In my last post, I showed you some startling (or perhaps not-so-startling) statistics -- one and a half sentences into a post and already I’m starting with the alliteration -- about
Turns out I have helped to perpetuate a hoax.
Reader and first-time commenter Dan Thoms, a graphic designer who lives in Cincinnati, Ohio, graciously supplied a link that exposes the truth of the matter.
This is the link.
As someone said, “Live and learn.”
Live and learn. Live and learn. Live and learn.
The Wikipedia article on cabbage contains 4,082 words. Here are some of them:
Cabbage is a popular cultivar of the species Brassica oleracea Linne (Capitata Group) of the Family Brassicaceae (or Cruciferae) and is used as a leafy green vegetable. [Editor’s note. Please notice that Wikipedia does not say that cabbage is a leafy green vegetable, only that it is used as a leafy green vegetable. Hmmmm. --RWP]
It is a herbaceous, biennial, dicotyledonous flowering plant distinguished by a short stem upon which is crowded a mass of leaves, usually green but in some varieties red or purplish, which while immature form a characteristic compact, globular cluster (cabbage head). [Editor’s note. I couldn’t have said it better myself. --RWP]
Cabbage was known to the ancient Greeks and Romans; Cato the Elder praised this vegetable for its medicinal properties, declaring that “It is the cabbage that surpasses all other vegetables.” [Editor’s note.

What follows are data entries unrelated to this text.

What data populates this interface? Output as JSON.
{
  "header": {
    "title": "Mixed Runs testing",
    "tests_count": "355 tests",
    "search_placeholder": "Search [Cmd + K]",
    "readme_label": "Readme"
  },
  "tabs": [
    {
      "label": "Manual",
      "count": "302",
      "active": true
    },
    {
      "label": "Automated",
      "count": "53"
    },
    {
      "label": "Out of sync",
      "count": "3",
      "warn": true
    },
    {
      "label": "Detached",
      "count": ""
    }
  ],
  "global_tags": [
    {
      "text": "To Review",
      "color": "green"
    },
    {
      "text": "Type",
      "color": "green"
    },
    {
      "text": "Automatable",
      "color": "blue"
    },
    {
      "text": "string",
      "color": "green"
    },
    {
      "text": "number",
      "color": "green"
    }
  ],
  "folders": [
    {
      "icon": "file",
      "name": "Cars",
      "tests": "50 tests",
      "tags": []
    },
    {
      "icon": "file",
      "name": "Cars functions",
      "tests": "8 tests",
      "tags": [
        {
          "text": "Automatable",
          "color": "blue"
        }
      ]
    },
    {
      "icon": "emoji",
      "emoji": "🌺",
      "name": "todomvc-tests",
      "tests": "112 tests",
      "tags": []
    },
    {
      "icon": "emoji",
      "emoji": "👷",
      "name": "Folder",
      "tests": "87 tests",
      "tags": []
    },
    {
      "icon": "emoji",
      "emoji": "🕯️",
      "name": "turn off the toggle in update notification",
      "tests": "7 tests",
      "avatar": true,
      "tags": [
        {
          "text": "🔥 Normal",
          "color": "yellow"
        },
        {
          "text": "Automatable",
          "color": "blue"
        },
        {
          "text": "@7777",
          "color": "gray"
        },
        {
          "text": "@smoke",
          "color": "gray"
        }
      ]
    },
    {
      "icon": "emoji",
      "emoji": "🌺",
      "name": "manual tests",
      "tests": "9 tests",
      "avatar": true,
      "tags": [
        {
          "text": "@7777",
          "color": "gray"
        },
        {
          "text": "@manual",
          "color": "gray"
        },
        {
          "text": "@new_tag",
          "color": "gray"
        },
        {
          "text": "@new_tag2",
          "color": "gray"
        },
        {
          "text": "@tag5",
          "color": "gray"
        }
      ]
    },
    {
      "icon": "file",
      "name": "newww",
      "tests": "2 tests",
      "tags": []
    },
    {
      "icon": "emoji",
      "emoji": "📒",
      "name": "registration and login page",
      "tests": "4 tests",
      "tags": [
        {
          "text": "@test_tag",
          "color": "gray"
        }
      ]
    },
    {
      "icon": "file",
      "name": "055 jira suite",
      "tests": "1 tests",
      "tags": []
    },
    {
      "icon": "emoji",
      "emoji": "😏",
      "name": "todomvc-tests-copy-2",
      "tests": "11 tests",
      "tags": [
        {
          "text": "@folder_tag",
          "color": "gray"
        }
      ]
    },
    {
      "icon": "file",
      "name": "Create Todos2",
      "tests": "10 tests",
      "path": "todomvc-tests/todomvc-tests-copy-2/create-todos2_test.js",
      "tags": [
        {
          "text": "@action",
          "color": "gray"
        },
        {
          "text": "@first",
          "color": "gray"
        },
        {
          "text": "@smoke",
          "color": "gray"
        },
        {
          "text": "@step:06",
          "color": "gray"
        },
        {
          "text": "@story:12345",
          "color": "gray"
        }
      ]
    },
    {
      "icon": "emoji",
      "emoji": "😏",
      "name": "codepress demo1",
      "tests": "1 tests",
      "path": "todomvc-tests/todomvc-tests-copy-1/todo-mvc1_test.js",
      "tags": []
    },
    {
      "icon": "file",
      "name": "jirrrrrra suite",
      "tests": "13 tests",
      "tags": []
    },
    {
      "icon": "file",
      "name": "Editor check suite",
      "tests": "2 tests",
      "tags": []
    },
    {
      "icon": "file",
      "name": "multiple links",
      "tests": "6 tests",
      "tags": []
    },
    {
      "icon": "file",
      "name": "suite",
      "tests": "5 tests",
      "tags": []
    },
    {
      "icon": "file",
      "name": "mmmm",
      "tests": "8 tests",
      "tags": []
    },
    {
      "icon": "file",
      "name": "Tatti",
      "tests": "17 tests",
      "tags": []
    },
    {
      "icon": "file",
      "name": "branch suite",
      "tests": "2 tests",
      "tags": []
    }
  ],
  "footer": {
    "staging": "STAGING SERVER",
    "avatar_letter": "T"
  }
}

Only he probably said something like “Brassica oleracea Linne alia vegetabilis surpassitorum est.” --RWP]
The largest cabbage dish ever made was on 19 December 2008 in the Macedonian city of Prilep, with 80,191 sarmas (cabbage rolls) weighing 544 kg (1,221 lbs). [Editor’s note. Evidently, them sarma had karma. --RWP]
In 1653, in a publication called A Complete Herbal, Nicholas Culpepper wrote, “Cabbages are extremely windy, whether you take them as meat or as medicine, as windy meat as can be eaten, unless you eat bag-pipes or bellows, and they are but seldom eaten in our days; and Colewort flowers are something more tolerable, and the wholesomer food of the two.” [Editor’s note. No comment. --RWP]
Boiled cabbage has become stigmatized because of its strong cooking odor and the fact that it causes flatulence. [Editor’s note. Ditto. --RWP]
In European folk medicine, cabbage leaves are used to treat acute inflammation. A paste of raw cabbage may be placed in a cabbage leaf and wrapped around the affected area to reduce discomfort. Some claim it is effective in relieving painfully engorged breasts in breastfeeding women. [Editor’s note. I’m only telling you what Wikipedia says. --RWP]
The top ten producers of cabbage and other brassicas as of June 2008 were People’s Republic of China (36,335,000 tons), India (5,283,200 tons), Russia (4,054,000 tons), South Korea (3,000,000 tons), Japan (2,390,000 tons), Poland (1,375,900 tons), Ukraine (1,300,000 tons), Indonesia (1,250,000 tons), United States (1,171,350 tons), and Romania (1,120,000 tons). Total cabbage production in the world in 2008 was 69,214,270 tons. [Editor’s note. Source: “Food And Agricultural Organization of United Nations: Economic And Social Department: The Statistical Division.” Food and Agriculture Organization. --RWP]
“Two heads are better than one, as long as one of them is not a cabbage head.”